Tamamı 73 sayfa olan andıcın Soros'a neredeyse 25 sayfa ayırmasının nedeni ise Türkiye ve KKTC'deki uzantıları. Bu amaçla, dönemin Dışişleri Bakanı olan Abdullah Gül'ün Soros'la yapmış olduğu görüşmelere de dikkat çekiliyor.
Andıçta, sivil toplum örgütleri üzerinde etkili olan bir diğer kesim olarak Alman vakıfları gösteriliyor. Bu vakıfların Türkiye'yi alttan oymaya çalıştığı da andıçta yazılı. Alman vakıflarının Türkiye'deki faaliyetleri için Necip Hablemitoğlu'nun 'Satın Alınmanın Adı 'Proje Bedeli' Olmuştur' başlıklı yazısından alıntı yapılmış.

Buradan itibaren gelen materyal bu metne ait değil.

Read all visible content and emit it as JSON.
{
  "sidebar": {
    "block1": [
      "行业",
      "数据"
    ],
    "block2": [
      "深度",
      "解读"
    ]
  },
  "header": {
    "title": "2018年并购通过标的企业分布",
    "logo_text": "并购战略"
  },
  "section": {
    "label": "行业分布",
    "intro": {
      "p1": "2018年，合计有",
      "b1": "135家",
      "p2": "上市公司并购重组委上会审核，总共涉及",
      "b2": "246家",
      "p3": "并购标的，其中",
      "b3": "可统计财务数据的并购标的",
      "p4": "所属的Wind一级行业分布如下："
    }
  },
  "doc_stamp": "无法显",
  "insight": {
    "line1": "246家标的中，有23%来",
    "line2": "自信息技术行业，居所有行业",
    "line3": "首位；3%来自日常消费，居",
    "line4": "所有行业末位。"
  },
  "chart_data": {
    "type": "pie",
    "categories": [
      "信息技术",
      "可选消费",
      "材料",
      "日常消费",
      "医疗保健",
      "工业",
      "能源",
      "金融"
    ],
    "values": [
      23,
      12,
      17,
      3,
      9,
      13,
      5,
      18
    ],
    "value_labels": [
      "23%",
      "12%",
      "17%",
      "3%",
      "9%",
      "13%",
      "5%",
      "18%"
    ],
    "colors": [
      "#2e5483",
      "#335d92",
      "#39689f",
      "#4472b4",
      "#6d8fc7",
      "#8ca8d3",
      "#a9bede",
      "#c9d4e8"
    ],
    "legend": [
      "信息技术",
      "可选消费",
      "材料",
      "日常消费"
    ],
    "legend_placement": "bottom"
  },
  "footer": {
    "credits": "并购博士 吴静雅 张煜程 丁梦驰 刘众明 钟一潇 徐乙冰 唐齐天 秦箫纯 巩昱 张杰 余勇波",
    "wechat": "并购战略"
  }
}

Andıcın en ilginç bölümleri ise AB, ABD ve George Soros'tan hazırladıkları çeşitli projeler sayesinde mali destek alan kişi ve kuruluşların listeleri ile bu listelerde adı geçenlerin birbirleriyle olan bağlantılarını anlatan şemalar. Buna göre, ABD, NED (National Edowment For Democracy) adlı kuruluş, aralarında Helsinki Yurttaşlar Derneği, Liberal Düşünce Derneği, Anadolu Kültür Vakfı, TESEV gibi kuruluşlara 31 proje için toplam 1 milyon 975 bin dolar aktarmış.
Andıçta yapılan hesaplamalara göre, AB'den mali destek alan sivil örgütlerin sayısı da hayli kabarık. AB'den Türkiye'deki çeşitli kurum ve kuruluşlara 335 proje için toplam 88 milyon 466 bin 397 avro aktarıldığı vurgulanıyor.
Kim bu Sabetaylar?
Çizilen şemalara göre, TESEV'in kurucusu Can Paker, İngiliz Konsolosluğu ile, İngiliz Konsolosluğu Helsinki Yurttaşlar Derneği ve Umut Vakfı ile, tüm bunlar da Boğaziçi Üniversitesi ve Fethullah Gülen ile ilişkili. Bir başka şemada ise devreye Museviler ve 'Sabetaylar' giriyor. Kim olduğu açıklanmayan Sabetaylar, doğrudan Osman Kavala ile bağlantı halinde. Bu sayede Robert Koleji, TEMA gibi kuruluşlarla ilişki kuran Sabetaylar, Şahin Alpay'a, Milliyet ve Zaman gazetelerine kadar uzanmış. Şemalarda anılan isimler arasında Nebahat Akkoç, Özlem Dalkıran, Murat Belge, Eser Karakaş, Neşe Düzel, Ahmet İnsel, Ömer Madra, Salim Uslu, Rahmi Koç, Bülent Eczacıbaşı, Mehmet Barlas, Mehmet Altan, Cengiz Aktar gibi kamuoyunun yakından tanıdığı çok sayıda gazeteci, yazar ve işadamı da var.
Ve sonuç: Dost kuvvetler
Andıcın son bölümleri TSK ile iletişim içinde olan kuruluş ve kişilere ayrılmış. Bunların arasında 10 bin üyeli Türkiye Emekli Subaylar Derneği, 35 bin üyeli Türkiye Emekli Astsubaylar Derneği'nin yanı sıra sadece 90 üyesi olan Anıtkabir Derneği de var. Andıçta, kimi soydaş dernekleri de TSK'yla iletişim içinde olan kuruluşlar arasında değerlendiriliyor. Medyada yazıları yayımlanan ve üniversitelerde ders veren emekli askerlerin listelerinin de yer aldığı andıcın en son bölümü, planlanan faaliyetleri içeriyor.
Bu faaliyetler sayılırken, TSK'nın görüşleri doğrultusunda kamuoyu oluşturulması için, OYAK, ASELSAN, MKE gibi askeri iştiraklar ile TSK'ya yakın olduğu vurgulanan Kızılay, AKUT, TEMA gibi kurumlarla da iletişimin güçlendirilmesi gerektiği vurgulanıyor.